У истоков квартала, где заворачивал ветер, маячил учитель. Это был Арзунян, поэт, 34-х лет, армянин, полысевший поклонник Шивы и автор бессмертных стихов:
Сперматозоидята
Приматов заедят…
Молоком своей праматери вспоил он Петрушу. И теперь Петруша его своей астеничной рукой убивает. Какое наслаждение — наблюдать, как ночью, под луной, пускает синеватые слюни учитель! А он его душит и душит…
«Юность — это возмездие», — говорил Ибсен. Петя не читал этого старого маразматика, но сейчас бы он его принял.
Шел босыми ногами в блузе Толстой — идиот, с котомкой и книжкой под старческой мышкой. Шел босиком Толстой, идиот, и встретил юного Рэя. Толстой снял шляпу, почтительно постоял в канаве, пока не прошел тяжелой походкой на длинных ногах рыжий зеленоглазый фламандец с полотен Ван-Эйка. Без посоха шел он, грудь его была отверста, из нее выступали поэмы, числа, люди, баобабы, бежали собаки, перееханные автомобилями. Обдал старика пряным ветром, озаренный луной, скрылся…
Толстой, идиот, старик 82-х лет, писатель, что-то подумал и вынул горбушку хлеба. Посмотрел вслед, потом чертыхнулся и потопал на станцию — умирать. Дождь начинался и ветер, шел умирать великий писатель: 82-х лет, с температурой 39 градусов, с воспалением легких и лица выражением грустным.
— А Приходько все-таки поц. Все люди — Приходьки. Все меня мучают… Седые лошади и немцы. Инфаркт миокарда. Листья, Лиля, ледник. Липсики. Люстра… Люля-кебаб. Не люблю баб. Баобаб… Все вы арестантики. У всех бантики. Все — девочки… Сиреневую руку поцелуйте мне, сир. Недаром на улице холодно: весь мир сир… — начинался лепет, бормотание, гениальное набалтывание, крики роженицы, муки стиха, обмороки лошадей, всхлипывание губ, грудная жаба, рак, асфальт, эпос…
Широкой разноцветной струей рвало над урной Шуневича. Только что ему рассказали анекдот о брезгливом. Друзья и знакомые знали, что этого делать было нельзя, и поэтому делали это при каждом удобном случае. Ломал рыжие веснущатые пальцы, мучился.
— Боже мой, боже мой! — говорил он, метался по комнате, хватался за голову, ненавидел рассказчика, люто страдая… Каждый чувствовал себя убийцей.

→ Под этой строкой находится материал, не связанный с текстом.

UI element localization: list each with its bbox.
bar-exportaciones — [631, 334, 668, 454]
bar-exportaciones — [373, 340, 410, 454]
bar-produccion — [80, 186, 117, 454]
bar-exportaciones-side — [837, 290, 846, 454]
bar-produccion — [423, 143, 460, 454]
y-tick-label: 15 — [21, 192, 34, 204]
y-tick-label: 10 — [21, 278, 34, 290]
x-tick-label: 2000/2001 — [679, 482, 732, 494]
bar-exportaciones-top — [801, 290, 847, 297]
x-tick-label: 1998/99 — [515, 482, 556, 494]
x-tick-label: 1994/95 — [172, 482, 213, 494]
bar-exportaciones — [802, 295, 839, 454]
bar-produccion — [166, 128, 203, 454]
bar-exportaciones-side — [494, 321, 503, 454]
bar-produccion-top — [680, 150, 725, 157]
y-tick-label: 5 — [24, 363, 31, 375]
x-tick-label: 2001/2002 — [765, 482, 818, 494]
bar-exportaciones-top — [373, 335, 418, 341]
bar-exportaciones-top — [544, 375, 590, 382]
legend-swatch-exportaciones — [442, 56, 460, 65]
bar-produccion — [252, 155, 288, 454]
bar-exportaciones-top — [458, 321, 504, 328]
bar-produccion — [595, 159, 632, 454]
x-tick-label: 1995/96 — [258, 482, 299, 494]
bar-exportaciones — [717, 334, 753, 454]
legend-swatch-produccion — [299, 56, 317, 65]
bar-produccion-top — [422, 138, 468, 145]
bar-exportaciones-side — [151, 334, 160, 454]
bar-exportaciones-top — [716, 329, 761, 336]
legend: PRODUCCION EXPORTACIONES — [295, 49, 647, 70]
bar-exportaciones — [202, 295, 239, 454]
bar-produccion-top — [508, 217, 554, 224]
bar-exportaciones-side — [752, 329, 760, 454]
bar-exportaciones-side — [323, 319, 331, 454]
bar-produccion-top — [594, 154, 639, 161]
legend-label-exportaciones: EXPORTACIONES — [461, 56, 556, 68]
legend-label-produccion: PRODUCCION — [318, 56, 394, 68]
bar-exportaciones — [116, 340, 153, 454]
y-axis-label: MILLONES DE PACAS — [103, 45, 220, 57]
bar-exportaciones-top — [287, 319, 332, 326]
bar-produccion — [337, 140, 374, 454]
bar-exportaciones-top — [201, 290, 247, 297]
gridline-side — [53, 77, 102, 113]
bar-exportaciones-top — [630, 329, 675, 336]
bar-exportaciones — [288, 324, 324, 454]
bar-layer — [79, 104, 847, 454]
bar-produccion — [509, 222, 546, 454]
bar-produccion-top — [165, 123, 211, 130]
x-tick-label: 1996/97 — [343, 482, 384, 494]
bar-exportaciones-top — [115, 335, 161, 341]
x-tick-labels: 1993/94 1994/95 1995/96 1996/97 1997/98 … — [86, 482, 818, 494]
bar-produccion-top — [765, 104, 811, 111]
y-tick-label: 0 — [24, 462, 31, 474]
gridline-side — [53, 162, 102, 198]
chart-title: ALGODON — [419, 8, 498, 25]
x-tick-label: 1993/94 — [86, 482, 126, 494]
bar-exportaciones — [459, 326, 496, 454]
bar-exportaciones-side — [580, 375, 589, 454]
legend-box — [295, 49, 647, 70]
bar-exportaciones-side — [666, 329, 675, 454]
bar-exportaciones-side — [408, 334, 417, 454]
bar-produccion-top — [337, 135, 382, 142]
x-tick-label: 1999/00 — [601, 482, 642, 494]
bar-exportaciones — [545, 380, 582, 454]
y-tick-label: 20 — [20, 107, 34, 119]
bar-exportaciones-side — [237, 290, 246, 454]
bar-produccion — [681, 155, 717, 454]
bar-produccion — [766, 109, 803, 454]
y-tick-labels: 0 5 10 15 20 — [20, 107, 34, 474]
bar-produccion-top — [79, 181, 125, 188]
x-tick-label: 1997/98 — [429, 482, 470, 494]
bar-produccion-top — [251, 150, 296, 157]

— Фима, где мы находимся, Фима? Кругом бандиты. Я шел недавно по улице домой, с работы. Было еще не так поздно. Правда, уже было темно. Ты же знаешь наши переулки. Смотрю: идут себе две бедные женщины и никого не трогают. Вдруг появляются неизвестно откуда два бугая, — здоровые, что тебе говорить, — и начинают к ним приставать. Они пристают, а женщины пугаются. Я бы сам испугался… Ты понимаешь, я не мог долго на это смотреть. И я решил вмешаться. Я решил им сказать. Я им только сказал: «Оставьте этих женщин в покое. Они же вас не трогают». И что ты думаешь? Они подошли ко мне и, ничего не спрашивая, начали меня бить. Они меня хорошо избили и ушли… Когда я поднялся, я спросил: «За что?» Тогда один из них вернулся и дал мне так, что у меня до сих пор голова болит. Ну, как тебе нравятся эти подонки? Бандиты и все.
И Моничка Бильбуд ушел.
— Здравствуй, я принес тебе билет в баню.
— Куда??
— Билет в баню. Ты ведь хотел в баню… Приглашаю. В центральную.
— Зачем? — глупый вопрос, но он уже задан.
— Совершим омовение, — Гриша соблазнительно помахал в воздухе билетиком, игриво покачивался. — Н-ну, так как же, Степаныч? Идешь?
Олежек завороженно следил за билетом:
— Благодарю. Но вот такое дело: билет в общую или в душевую?
— В общую, Степаныч, в общую. Там много пара.
— В общую не могу. Не могу мыться публично.
— Так мы отказываемся? — спросил Гриша и высоко поднял билет над головой.
— Решительно. Я уж как-нибудь дома, по-своему, по-стариковски. В корыте.
— Подумай, — пропел Гриша и оставил билет с дарственной надписью на кухонном столе.
«Проклятый интеллигент», — пробормотал Диаблов, глядя ему вслед офицерским взглядом… «Гурманчик твой Гриша, гурманчик», — говаривал он мне. Он тоже любил вкусное, но распробовать это вкусное было нечем.
На город обрушилось лето. «Какое лето на дворе, какое лето!…»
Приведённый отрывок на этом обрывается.